In what passed for a New York City Public High School AP Political Science Class in 2001, I watched a Michael Moore propaganda piece, Roger and Me, to learn about economics. I was taught that Michigan in the 1960s and 1970s was the pinnacle of industrial labor development, and that we should strive for that period. The departure from that golden era, largely driven by the greedy auto companies outsourcing jobs and shutting down plants, was a travesty, and the reason for Michigan’s failure (this movie was made in the 1980s; it’s gotten much worse since). Maybe Michael Moore wasn’t right? Maybe the model that Moore lauded in that film was a powder keg waiting to explode. Maybe my political science class was a failure?
Michael Barone is on point in the WSJ:
The Michigan model was based on the Progressive/New Deal assumption that, after the transition from farm to factory, the best way to secure growth was through big companies and big labor unions.
The Big Three auto companies, economist John Kenneth Galbraith wrote, could create endless demand for their products through manipulative advertising and planned obsolescence. The United Auto Workers would ensure that productivity gains would be shared by workers and the assembly line would never be speeded up. In those days, 40% of Michigan voters lived in union (mostly UAW) households, the base vote of a liberal Democratic Party that pushed for ever larger governments at the local, state and federal levels. You found similar alignments in most Midwestern states.
Liberals assumed the Michigan model was the wave of the future, and that in time—once someone built big factories and unions organized them—backward states like Texas would catch up. Texas liberal writers Ronnie Dugger and Molly Ivins kept looking for the liberal coalition of blacks, poor whites and Latinos that political scientist V.O. Key predicted in his 1940s classic “Southern Politics.” . . .
History hasn’t worked out that way. In 1970, Michigan had nine million people. In 2010, it had 10 million. In 1970, Texas had 11 million people. In 2010, it had 25 million. In 1970, Detroit was the nation’s fifth-largest metro area.

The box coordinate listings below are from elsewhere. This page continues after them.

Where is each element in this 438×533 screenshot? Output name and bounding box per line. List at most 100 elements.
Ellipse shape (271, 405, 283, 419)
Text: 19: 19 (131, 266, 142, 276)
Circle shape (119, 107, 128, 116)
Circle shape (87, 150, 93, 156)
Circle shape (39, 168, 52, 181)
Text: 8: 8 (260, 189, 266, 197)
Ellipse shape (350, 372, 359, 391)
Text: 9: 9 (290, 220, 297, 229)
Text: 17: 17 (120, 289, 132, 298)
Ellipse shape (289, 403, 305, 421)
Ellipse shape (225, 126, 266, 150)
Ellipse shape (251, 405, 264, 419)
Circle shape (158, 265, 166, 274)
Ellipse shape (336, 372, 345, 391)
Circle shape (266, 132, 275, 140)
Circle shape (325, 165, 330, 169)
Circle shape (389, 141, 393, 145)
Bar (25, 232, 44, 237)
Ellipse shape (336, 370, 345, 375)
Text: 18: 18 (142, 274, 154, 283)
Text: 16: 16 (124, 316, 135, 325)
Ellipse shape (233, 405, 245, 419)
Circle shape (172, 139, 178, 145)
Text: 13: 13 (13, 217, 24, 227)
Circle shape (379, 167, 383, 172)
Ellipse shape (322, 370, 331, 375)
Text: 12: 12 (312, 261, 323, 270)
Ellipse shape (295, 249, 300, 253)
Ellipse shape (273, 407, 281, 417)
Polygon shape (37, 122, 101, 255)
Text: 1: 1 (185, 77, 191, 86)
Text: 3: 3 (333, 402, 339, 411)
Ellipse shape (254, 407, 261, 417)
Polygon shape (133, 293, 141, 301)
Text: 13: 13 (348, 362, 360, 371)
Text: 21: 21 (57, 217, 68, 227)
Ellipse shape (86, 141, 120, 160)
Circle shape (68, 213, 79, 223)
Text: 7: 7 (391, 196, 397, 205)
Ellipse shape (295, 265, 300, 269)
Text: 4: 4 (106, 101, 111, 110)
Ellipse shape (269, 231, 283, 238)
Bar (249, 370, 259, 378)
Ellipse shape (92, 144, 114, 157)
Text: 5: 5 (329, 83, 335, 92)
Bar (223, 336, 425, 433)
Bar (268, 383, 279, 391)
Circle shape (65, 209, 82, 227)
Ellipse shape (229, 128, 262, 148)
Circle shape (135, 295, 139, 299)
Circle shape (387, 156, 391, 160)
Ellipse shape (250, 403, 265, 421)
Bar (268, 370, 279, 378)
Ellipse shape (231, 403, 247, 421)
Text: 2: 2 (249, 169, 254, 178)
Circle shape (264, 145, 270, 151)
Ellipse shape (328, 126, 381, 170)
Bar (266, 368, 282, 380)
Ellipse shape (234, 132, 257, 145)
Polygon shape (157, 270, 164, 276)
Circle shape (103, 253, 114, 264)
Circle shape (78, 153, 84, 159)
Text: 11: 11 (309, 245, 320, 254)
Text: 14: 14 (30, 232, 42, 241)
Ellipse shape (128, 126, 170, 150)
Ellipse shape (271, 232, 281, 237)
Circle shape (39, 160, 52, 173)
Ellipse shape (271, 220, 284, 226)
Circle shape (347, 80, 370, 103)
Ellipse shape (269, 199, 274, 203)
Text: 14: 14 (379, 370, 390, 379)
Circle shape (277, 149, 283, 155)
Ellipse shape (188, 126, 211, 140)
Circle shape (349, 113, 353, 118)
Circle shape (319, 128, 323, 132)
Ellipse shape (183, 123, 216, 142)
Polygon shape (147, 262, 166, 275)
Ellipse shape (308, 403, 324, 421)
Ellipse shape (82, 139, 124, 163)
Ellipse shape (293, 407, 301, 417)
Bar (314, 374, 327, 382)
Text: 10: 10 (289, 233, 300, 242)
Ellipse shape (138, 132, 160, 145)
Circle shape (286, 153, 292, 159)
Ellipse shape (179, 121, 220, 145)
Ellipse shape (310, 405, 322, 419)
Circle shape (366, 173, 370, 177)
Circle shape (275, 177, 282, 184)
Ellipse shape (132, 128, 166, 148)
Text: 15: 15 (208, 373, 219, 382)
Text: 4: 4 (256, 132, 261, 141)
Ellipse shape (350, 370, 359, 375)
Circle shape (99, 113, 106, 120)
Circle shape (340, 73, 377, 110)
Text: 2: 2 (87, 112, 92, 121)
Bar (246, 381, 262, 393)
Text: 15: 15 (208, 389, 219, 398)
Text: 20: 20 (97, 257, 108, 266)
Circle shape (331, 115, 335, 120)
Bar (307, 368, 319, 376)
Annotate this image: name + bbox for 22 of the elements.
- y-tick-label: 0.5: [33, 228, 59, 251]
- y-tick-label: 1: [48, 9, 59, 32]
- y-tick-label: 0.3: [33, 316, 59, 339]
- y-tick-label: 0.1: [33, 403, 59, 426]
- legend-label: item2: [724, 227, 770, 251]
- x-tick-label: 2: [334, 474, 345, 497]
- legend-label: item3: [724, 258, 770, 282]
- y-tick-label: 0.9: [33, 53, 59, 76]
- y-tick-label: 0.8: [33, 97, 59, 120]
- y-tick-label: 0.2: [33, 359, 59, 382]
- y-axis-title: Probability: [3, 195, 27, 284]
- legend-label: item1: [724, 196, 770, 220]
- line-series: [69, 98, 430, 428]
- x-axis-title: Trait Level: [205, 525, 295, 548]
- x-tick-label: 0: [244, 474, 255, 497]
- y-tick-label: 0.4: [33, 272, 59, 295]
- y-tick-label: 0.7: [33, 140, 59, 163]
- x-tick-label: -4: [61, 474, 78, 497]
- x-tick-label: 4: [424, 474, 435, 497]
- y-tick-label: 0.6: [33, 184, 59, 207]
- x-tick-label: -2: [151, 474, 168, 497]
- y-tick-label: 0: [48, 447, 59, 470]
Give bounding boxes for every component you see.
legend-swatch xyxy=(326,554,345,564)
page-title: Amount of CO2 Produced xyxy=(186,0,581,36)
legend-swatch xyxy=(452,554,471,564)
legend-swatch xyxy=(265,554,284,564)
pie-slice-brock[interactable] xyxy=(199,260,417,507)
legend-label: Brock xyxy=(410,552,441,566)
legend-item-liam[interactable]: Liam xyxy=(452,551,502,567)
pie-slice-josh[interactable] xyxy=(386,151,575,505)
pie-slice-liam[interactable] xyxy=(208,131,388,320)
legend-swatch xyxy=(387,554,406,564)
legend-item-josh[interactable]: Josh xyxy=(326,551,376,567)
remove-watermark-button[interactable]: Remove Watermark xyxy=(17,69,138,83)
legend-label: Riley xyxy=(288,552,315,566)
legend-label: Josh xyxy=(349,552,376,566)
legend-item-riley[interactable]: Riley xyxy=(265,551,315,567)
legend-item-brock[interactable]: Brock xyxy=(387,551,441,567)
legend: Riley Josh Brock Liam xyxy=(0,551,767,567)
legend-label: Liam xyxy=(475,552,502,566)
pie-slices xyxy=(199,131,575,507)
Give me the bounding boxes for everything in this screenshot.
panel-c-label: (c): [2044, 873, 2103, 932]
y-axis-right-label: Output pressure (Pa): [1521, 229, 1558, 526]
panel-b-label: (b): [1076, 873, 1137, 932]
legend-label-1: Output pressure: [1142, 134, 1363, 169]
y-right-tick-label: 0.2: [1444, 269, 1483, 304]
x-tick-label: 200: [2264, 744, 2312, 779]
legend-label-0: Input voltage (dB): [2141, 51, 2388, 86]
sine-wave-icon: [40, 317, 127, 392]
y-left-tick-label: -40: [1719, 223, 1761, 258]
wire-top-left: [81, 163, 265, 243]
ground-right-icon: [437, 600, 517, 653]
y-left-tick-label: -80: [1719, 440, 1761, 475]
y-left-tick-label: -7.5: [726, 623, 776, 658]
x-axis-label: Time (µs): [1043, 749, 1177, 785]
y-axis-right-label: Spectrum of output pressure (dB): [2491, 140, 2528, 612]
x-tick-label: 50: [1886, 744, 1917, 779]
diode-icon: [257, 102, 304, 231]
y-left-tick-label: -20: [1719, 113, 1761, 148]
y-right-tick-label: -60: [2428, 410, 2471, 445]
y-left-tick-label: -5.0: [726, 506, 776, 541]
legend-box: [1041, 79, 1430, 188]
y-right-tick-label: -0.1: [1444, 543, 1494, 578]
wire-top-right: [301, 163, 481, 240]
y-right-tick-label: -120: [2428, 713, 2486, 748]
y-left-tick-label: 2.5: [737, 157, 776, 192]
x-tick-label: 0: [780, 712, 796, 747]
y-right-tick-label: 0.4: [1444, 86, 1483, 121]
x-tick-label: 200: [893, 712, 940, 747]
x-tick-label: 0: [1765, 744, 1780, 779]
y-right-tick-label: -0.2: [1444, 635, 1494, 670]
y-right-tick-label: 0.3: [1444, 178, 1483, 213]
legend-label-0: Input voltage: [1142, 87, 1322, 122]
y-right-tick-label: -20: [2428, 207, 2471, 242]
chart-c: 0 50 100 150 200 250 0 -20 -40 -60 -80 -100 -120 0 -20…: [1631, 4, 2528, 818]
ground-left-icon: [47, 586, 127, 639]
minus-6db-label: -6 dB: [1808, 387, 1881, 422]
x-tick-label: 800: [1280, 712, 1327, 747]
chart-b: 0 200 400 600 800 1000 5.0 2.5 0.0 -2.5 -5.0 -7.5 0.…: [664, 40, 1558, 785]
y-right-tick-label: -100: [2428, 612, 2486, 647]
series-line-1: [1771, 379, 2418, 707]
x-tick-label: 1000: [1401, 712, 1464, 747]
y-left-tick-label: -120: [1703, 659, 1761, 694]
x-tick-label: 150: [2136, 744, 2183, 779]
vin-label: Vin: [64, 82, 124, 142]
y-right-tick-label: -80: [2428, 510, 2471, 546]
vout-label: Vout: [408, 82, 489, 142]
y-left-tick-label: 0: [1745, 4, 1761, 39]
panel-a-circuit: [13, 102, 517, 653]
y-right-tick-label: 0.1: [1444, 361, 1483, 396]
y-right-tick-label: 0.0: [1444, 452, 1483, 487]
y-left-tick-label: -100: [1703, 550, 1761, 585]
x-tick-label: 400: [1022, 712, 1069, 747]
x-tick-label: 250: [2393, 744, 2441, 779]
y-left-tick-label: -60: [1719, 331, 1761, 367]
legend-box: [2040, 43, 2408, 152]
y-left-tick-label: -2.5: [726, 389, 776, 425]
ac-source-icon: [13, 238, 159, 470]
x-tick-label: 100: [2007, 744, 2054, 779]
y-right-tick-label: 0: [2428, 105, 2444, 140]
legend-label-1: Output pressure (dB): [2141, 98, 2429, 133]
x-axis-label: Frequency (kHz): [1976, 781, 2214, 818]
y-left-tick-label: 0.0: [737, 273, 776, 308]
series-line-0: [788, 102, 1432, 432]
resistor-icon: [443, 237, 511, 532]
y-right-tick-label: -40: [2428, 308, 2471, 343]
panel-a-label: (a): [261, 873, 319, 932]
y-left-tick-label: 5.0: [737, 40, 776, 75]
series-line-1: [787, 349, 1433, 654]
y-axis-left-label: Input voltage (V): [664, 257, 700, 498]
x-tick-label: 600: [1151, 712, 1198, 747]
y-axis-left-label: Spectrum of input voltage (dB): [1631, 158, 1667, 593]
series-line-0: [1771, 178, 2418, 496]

Today, metro Houston and the Dallas-Fort Worth metroplex are both pressing the San Francisco Bay area for the No. 4 spot, and Detroit is far behind.
Adversarial unionism is one reason the Midwest slumped. It turns out that the 1970 assembly line, with union shop stewards always poised to shut it down, was not the highest stage of human economic development. When you make labor more expensive, you create incentives to invent new machines and create new jobs elsewhere. Foreign auto manufacturers built plants in a South recently freed from state-imposed racial segregation. With no adversarial unions, management and labor could collaborate and achieve quality levels the Big Three took decades to match.